Antonioni (a point of indiscernibility)

Across Antonioni’s filmmaking, there is a recurrent moment of perception that may allow us to reflect on an emergent imagination after cinematic images. I believe that Gilles Deleuze touches on the potential of these perceptive moments when he considers Antonioni’s filmmaking in terms of what he calls “any-space-whatever” and Op and Son images in his *Cinema 2*:

"As for the distinction between subjective and objective, it also tends to lose its importance, to the extent that the optical situation or visual description replaces the motor action. We run in fact into a principle of indeterminability, of indiscernibility: we no longer know what is imaginary or real, physical or mental, in the situation, not because they are confused, but because we do not have to know and there is no longer a place to ask. It is as if the real and the imaginary were running after each other, as if each were being reflected around the other, around a point of indiscernibility."

The scenes of “any-space-whatever” that most interest me in Antonioni’s films, and which I would like to appropriate for this project, are ones construed too easily as hysterical. Beyond a clinical or “common sense” diagnosis of hysteria, the bodies of many of Antonioni’s most significant characters may be telling of a condition of psychic-bodily dissociation related to our present post-cinematic condition. What is sense and where is it located in space when the image one has of bodies related in space is elsewhere: withdrawn, discoordinated, psychastheniac (Roger Caillois)?

Continually this is the question I ask myself watching Antonioni’s films until his post-’68 work, Zabriskie Point (1970).

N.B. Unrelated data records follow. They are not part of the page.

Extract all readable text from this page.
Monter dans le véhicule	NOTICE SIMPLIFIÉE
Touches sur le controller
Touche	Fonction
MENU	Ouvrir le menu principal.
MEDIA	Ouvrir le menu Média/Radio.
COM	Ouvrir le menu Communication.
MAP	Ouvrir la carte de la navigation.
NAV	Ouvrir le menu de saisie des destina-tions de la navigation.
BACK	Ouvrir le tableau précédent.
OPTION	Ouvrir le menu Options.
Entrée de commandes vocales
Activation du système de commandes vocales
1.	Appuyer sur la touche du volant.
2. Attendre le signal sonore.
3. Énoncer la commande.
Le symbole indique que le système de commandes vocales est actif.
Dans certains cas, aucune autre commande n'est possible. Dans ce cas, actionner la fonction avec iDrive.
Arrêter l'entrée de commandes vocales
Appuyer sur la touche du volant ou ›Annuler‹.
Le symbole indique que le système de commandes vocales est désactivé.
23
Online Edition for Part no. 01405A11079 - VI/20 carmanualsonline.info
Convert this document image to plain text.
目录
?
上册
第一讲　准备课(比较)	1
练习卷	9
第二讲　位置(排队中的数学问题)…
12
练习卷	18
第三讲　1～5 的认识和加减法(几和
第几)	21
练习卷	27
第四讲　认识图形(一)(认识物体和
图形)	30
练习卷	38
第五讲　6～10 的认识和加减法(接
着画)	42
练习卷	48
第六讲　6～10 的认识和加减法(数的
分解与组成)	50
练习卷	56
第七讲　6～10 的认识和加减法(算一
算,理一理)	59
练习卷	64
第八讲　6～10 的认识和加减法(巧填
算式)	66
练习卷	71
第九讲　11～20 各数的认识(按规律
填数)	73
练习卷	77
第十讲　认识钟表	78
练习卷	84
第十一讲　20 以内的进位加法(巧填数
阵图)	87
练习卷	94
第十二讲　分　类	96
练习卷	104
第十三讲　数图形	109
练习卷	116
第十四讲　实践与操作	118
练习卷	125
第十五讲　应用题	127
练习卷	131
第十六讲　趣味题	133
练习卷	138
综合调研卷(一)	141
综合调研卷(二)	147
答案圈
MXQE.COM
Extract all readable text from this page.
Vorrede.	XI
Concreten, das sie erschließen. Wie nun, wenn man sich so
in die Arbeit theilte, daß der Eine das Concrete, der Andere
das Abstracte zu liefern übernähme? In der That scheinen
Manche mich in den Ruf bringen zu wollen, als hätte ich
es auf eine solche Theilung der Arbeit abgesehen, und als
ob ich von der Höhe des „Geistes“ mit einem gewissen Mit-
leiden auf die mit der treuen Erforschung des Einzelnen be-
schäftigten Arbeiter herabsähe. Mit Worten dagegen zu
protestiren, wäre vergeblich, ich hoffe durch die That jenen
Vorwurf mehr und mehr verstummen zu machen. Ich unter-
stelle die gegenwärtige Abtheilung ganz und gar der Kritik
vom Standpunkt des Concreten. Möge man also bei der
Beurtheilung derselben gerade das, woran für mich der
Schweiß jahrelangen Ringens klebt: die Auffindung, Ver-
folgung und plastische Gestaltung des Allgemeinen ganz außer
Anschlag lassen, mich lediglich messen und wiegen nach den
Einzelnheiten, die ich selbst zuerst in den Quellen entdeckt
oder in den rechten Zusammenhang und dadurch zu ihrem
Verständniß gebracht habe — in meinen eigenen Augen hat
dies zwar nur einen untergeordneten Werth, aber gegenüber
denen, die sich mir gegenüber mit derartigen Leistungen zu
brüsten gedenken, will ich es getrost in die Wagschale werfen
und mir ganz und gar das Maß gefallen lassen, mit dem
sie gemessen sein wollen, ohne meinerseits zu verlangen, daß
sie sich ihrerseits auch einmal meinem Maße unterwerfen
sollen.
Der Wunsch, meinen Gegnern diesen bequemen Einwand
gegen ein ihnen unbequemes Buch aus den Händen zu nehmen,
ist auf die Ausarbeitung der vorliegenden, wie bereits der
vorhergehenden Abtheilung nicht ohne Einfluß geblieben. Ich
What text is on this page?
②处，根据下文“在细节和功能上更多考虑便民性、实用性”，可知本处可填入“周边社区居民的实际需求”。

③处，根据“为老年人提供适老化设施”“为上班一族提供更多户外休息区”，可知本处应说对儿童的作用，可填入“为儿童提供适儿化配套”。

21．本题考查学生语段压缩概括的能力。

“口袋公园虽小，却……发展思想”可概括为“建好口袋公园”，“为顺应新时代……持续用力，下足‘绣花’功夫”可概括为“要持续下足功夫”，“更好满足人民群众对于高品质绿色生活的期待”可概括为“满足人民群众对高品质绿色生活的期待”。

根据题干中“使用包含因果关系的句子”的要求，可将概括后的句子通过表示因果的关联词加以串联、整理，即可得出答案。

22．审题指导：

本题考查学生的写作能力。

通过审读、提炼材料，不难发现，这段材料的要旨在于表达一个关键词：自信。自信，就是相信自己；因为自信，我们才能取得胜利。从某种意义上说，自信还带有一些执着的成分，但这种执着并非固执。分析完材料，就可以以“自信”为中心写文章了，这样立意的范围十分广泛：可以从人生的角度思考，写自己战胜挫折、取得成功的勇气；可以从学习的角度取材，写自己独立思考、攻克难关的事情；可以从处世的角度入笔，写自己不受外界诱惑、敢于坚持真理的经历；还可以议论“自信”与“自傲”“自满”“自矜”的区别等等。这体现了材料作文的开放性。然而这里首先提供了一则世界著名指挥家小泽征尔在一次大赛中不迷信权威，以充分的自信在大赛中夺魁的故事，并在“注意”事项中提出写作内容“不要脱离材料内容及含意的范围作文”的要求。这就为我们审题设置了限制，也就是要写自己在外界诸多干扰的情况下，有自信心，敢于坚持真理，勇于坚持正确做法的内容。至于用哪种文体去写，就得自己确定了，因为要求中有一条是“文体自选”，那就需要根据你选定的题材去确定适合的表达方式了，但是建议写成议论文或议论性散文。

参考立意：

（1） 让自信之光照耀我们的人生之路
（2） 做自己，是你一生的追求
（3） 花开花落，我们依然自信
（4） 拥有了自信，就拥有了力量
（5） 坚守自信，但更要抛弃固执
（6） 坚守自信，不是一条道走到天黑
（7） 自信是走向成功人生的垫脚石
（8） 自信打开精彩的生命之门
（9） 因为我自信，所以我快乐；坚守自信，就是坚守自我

Curious as a film after American counter-culture and social movements in the late-60’s (and not so different than any numbers of films in this regard: Hal Ashby’s The Landlord, Peter Watkins’ Punishment Park, etc.), Zabriskie is of particular interest to me as it presents a clairvoyant and senseless imagination in the face of social despair and political-judicial distopia -- the “states of exception” of the late-60’s/early-70’s American polis and a “globalizing” polis now.

Like any number of Antonioni characters, the female protagonist of Zabriskie puts the viewer into an ambivalent situation of perception, a point of indiscernibility (Delueze), in the final scene of the film: is she a terrorist in actuality, or does she only imagine the detonation of a bomb at the hotel? How does this scene form a mirror for the perceptive lapse earlier in the film that forces the viewer to adjudicate whether the male protagonist has in fact shot a police officer or if he is merely a hapless innocent? Moving from a meditation on such images shall we consider particular tactics for revolutionary violence not in terms of sensory-motor coordination achieved in purposive movement, but in terms of an eidetic imagination imminently destructive in virtuality *and* reality inasmuch as the real is increasingly determined by the virtual? If this project risks creating a critical fiction it does so only to mobilize factuality towards a new situation of demonstration and thought we currently bear witness to in the wake of “Terror” and other geopolitical quilting points.